The problem is that as the length of the cable increases, its thickness also has to increase to give it enough strength to support its own weight.
But as the thickness increases, the weight increases, so it needs to be thicker to support the extra weight.
But as the thickness increases...

#### Tygra

Ah thanks for clearing that up for me. Could you give me any hints on constructing an equation, so that I could substitute a given height and perhaps determine the limit for a steel cable?

#### Tygra

I guess find out the density of steel would be one thing to do

#### Woody

And the tensile strength.
How much weight (per square centimeter cross-section) will the steel wire support?
What length of 1 square centimeter cross-section wire weighs that much?
Try again with 2 square centimeter wire, then 3 and 4...
The pattern should start to emerge, and then you should be able to encapsulate it into a single equation.

1 person

#### Tygra

For the tensile strength if steel has a strength of 181.8 kg/m2 that means if the cross section of the wire is 1cm2 it can hold 181.8 kg before it possible snaps?

#### Tygra

Sorry, Woody, 181.8 kg/cm2

#### Woody

Yes, but...

Steel does not just simply hold the weight, up to the limit, and then break.
It stretches elastically at first, up to what is called the yield point.
If a load greater than this is applied, it will stretch but remain stretched after the load is removed.
The actual breaking point is actually slightly higher than the yield point.

So an engineer would be looking to keep the loads below the yield point of the material (and they would also include a sensible safety factor).

However, the exponential nature of the weight to height relationship will remain, regardless of the actual limit point chosen.

1 person

#### Tygra

Actually could I have some further guidance, as I am bit stuck where to start?
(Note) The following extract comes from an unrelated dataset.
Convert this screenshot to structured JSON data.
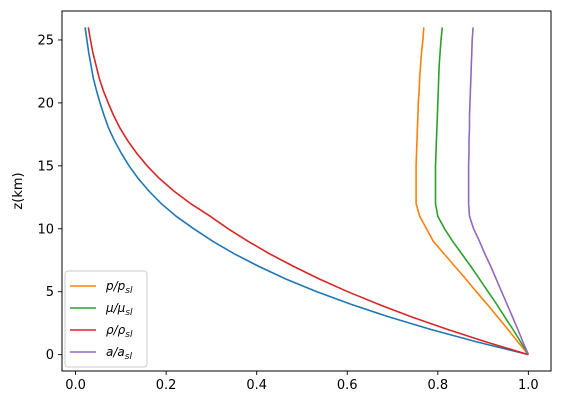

Could someone start me off. I need some more explantion of how cable thickness increases with length/height with formulas etc.

#### YellowPeril

You can google elevator and read the article on wiki for a start. Elevators are quite complex mechanisms. You will need to decided the service and payload requirements. Normally design considerations are static, i.e. the payload weight and the weight off the cable. Typically you will start by looking at a number of suitable cables and selecting the right one for your application, this you will do by trial and error to get as close as you can. You will need to incorporate a counter weight system with pulleys, there will be a few different ways of accomplishing this as you will see on the wiki article.

Hope this helps.

PS. One way of getting around the limit is to have two sets of elevators operating and a transfer floor inbetween. Although it will cause dissatisfaction to the users.

1 person